Baubles were next on the tree and on the tree they stayed. These days we use baubles for all sorts of decorations around the house. Back then they were for the tree. We had lovely old glass ones, small and probably hand painted. Described by Mum as the 'breakables' they would be placed at the top of the tree where they wouldn't be knocked. Lower down were the bright plastic affairs. Some I remember designed to resemble disco balls. All the baubles were a mix of colours gold, silver, red, green, pink and blue. There was no colour theme other than multi-coloured. There was certainly no design. The tree was topped by a foil star and was not really a huge feature. I've never been concerned with what tops our tree, although it was never going to be an Angel, I'm just not sure why. As Christmas really got near, Mum would add chocolate baubles to the tree. This was hugely anticipated. Those moulded into the shape of a Father Christmas were much coveted. There had to be a few as even my grown-up siblings expected their treat.

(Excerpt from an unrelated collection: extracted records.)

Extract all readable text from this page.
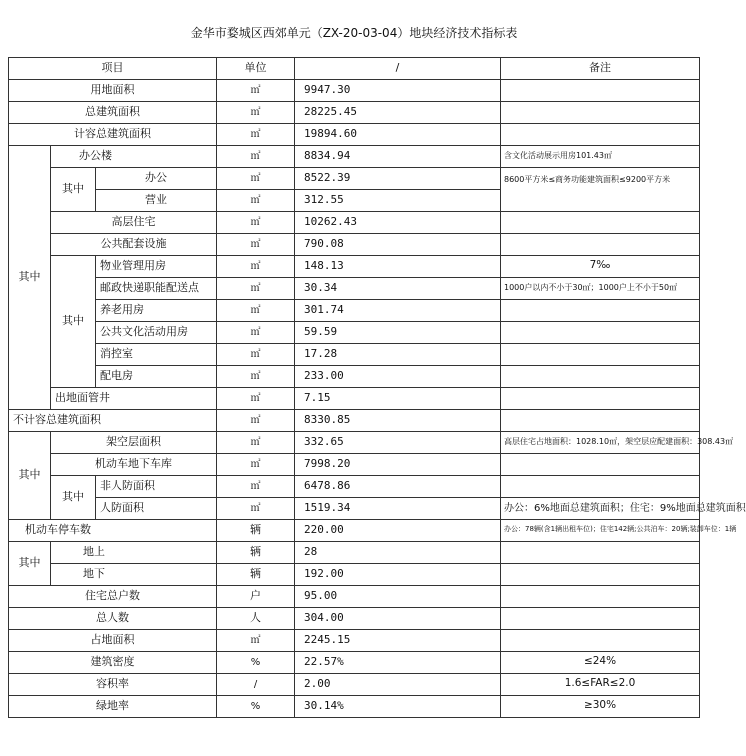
金华市婺城区西郊单元（ZX-20-03-04）地块经济技术指标表					
项目			单位	/	备注
用地面积			㎡	9947.30	
总建筑面积			㎡	28225.45	
计容总建筑面积			㎡	19894.60	
其中	办公楼		㎡	8834.94	含文化活动展示用房101.43㎡
	其中	办公	㎡	8522.39	8600平方米≤商务功能建筑面积≤9200平方米
		营业	㎡	312.55	
	高层住宅		㎡	10262.43	
	公共配套设施		㎡	790.08	
	其中	物业管理用房	㎡	148.13	7‰
		邮政快递职能配送点	㎡	30.34	1000户以内不小于30㎡；1000户上不小于50㎡
		养老用房	㎡	301.74	
		公共文化活动用房	㎡	59.59	
		消控室	㎡	17.28	
		配电房	㎡	233.00	
	出地面管井		㎡	7.15	
不计容总建筑面积			㎡	8330.85	
其中	架空层面积		㎡	332.65	高层住宅占地面积：1028.10㎡，架空层应配建面积：308.43㎡
	机动车地下车库		㎡	7998.20	
	其中	非人防面积	㎡	6478.86	
		人防面积	㎡	1519.34	办公：6%地面总建筑面积；住宅：9%地面总建筑面积
机动车停车数			辆	220.00	办公：78辆(含1辆出租车位)；住宅142辆;公共泊车：20辆;装卸车位：1辆
其中	地上		辆	28	
	地下		辆	192.00	
住宅总户数			户	95.00	
总人数			人	304.00	
占地面积			㎡	2245.15	
建筑密度			%	22.57%	≤24%
容积率			/	2.00	1.6≤FAR≤2.0
绿地率			%	30.14%	≥30%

Homemade Plum Vodka in Candlelight a New Tradition
I would often come down one morning on the run up to Christmas to find the aerial decorations had been put up. Back then, the whole of the downstairs, except the kitchen, was hung with decorations from the ceiling. They probably started as paper chains; I do remember licking endless sticky paper at least once but it the main these were fancy, long pieces of tinsel or hanging foil chains. The design of the aerial decorations would be different each year, even if the decorations themselves didn't change much. It was very much Dad's domain. Mum and I did the tree (although not the lights) Dad did the hanging decorations. I do remember one year that Dad was considered too busy to do them and Mum and I took it on ourselves. It was a tricky task. The lengths of the decorations and tinsel varied, it had to be planned so that there were no joins in the ceiling. This was a faux pas. Any point of decoration change was marked with another hanging item, usually made of foil. I do remember some large hanging paper balls, multi-coloured of course. These were rather like the honeycomb like paper decorations that are back in fashion today. I have always been fascinated by how they fold up. Unfortunately, the hanging paper balls were short lived as my brothers would use them as header practice each time they passed by. There was no traditional garland or natural foliage used. We did have some holly to adorn the top of pictures, but it was plastic. There has most certainly been a move towards using more natural decorations (beyond the tree itself) in our homes, it is not something that was ever in my experience growing up.
There is no doubt that the build up to Christmas has changed since the 1907s and 80s, but I am not sure that for the most of us, it has changed as much as we think. Certainly, I still buy and write my Christmas cards, just not as many. I buy and wrap my presents but perhaps for fewer people. The baking still happens, although I try to keep it to a minimum - my choice. The tree goes up just a little bit earlier and the decorations and advent calendars are a little more sophisticated, natural and planned. But Christmas has always been about family for me and that, I am pleased to say, is still the case today.